The goal is for each hospital to get at least 300 completed patient surveys, per year. In general, the more patients that respond to a hospital's survey, the more the results shown on this website will reflect the experiences of all the patients who used that hospital. Patients are randomly selected to participate in the HCAHPS survey. Hospitals are not allowed to choose which patients are selected.
All short-term, acute care, non-specialty hospitals are invited to participate in the HCAHPS survey and most hospitals choose to participate. Specialty hospitals and children's hospitals are not included. Hospitals can choose to conduct the survey in one of four ways: by mail, by telephone, by mail and telephone, or by active interactive voice recognition (IVR). Regardless of how the survey is conducted, all patients answer the same questions.
Patients complete the HCAHPS survey after they leave the hospital. Data analysis is done by CMS, not by the hospitals. CMS uses an independent contractor to analyze the HCAHPS survey data and prepare it for reporting.

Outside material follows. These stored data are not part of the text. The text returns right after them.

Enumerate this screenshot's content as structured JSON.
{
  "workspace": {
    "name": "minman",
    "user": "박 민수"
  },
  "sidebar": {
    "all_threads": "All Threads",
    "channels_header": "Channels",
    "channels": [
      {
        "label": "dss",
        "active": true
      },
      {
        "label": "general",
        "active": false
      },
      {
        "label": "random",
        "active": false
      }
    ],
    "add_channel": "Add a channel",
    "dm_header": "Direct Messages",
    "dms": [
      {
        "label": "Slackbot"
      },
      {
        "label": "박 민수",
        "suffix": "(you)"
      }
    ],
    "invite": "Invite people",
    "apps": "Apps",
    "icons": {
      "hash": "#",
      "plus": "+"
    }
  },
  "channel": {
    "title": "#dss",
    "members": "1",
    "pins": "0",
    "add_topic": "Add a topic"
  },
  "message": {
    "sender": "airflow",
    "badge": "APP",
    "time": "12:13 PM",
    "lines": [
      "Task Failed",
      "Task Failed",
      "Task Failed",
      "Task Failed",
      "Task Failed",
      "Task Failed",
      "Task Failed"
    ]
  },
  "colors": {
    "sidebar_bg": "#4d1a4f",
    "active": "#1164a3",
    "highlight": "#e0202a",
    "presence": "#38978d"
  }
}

Data analysis is designed to help ensure fair comparisons among hospitals. Preparing the data for public reporting includes taking certain factors into account in ways that help ensure fair comparisons among hospitals. For example, the mix of patients can differ from one hospital to the next, and these differences in the patient mix can affect a hospital's HCAHPS results. Data preparation takes these differences into account so that the survey results reported are what would be expected for each hospital if all hospitals had a similar mix of patients.
Cost Measures
All information in the Quality & Safety report is taken from Hospital Discharge Data which is updated annually by the Arkansas Department of Health Center for Health Statistics. The file includes billing data for 100% of all inpatient claims for discharges during the calendar year. Our report is based on the most recent period available and is consistent with data release policies of the Arkansas Department of Health Center for Health Statistics.
Statistics are reported by Medicare Severity-adjusted Diagnosis Related Groups (MS-DRGs) according to diagnostic information, the procedures performed, patient age and other factors. Our report is based on MS-DRGs, but uses modified descriptions to make them easier to read and understand. The MS-DRGs with the highest charges (as ranked for Arkansas hospitals) are reported:
Cost Definitions for Inpatient Services
Categories: MS-DRGs are categorized for review. These categories are unique to this website.

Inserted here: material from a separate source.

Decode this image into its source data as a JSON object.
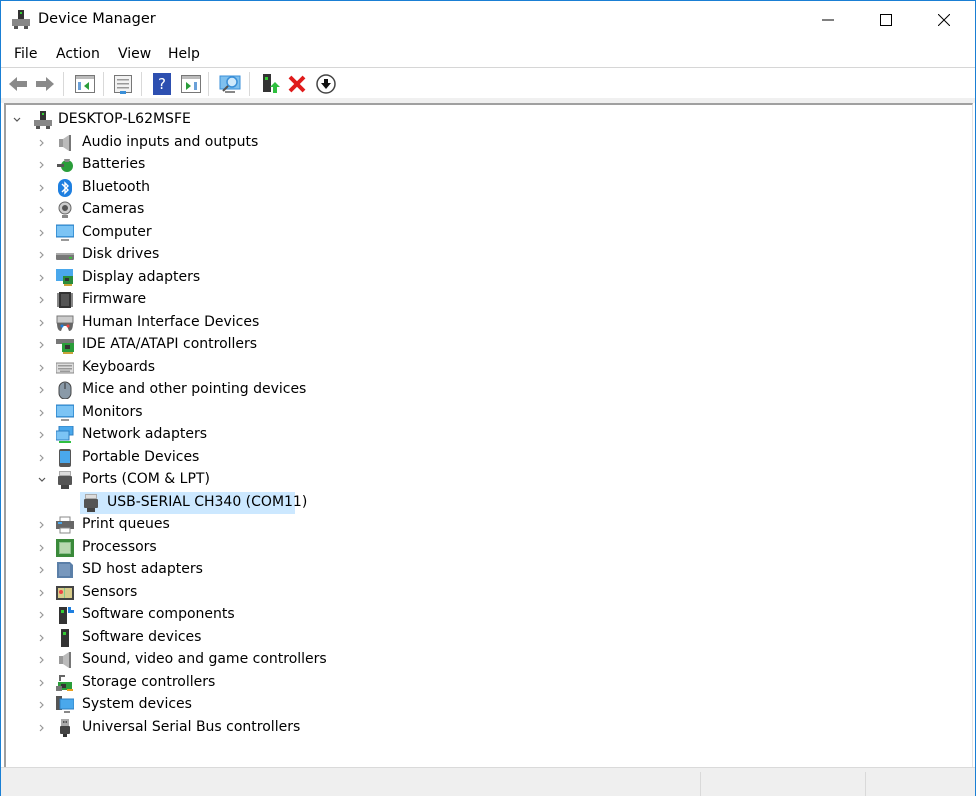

Description: simplified descriptions are used instead of the technical terminology associated with MS-DRGs. MS-DRG numbers are included within parentheses as part of the description.

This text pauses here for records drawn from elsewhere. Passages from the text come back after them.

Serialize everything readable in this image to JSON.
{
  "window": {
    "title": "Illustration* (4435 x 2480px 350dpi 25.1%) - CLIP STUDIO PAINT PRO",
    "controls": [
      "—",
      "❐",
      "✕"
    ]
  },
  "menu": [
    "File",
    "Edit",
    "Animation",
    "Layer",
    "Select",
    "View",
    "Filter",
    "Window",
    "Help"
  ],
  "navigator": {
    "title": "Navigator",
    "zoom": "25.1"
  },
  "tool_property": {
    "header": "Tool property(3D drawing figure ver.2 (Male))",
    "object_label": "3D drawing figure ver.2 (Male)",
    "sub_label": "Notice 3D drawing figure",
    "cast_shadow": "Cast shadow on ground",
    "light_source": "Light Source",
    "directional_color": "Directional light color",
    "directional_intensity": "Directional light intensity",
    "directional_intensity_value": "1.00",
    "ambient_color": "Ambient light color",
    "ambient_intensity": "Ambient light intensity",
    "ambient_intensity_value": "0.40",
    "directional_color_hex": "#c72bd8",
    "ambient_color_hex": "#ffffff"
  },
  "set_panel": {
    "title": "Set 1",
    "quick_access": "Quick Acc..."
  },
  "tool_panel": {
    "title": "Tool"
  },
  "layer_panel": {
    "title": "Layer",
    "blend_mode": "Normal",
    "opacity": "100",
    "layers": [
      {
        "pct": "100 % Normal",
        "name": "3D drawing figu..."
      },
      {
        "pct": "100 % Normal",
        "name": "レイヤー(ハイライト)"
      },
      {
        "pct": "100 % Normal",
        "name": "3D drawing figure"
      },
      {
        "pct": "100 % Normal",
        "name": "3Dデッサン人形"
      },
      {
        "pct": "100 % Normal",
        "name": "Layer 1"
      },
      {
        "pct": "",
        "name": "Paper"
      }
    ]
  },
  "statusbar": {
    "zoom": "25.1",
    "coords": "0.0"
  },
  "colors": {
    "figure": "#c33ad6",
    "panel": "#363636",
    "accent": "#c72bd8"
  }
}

Patients: the total number of patients in the MS-DRG category for the 12-month period being reported.
ALOS: the average length of stay (in days) for patients in the MS-DRG category.
Hospital's Charge Range: average hospital charges for a MS-DRG are reported as well as the "Higher" and "Lower" ends of the range representing about 68 percent of all patients. (Statistically, this is referred to as +/- one standard deviation from the mean.) PLEASE NOTE: In some situations (e.g. when there are only a small number of patients in a MS-DRG), a blank will appear if it is not possible to calculate a reasonable "Lower" end.
Please note: actual payments to the hospital may differ significantly from charges. The Medicare program makes fixed payments for MS-DRGs, regardless of a hospital’s charges, and insurance companies may negotiate different rates with St. Bernards.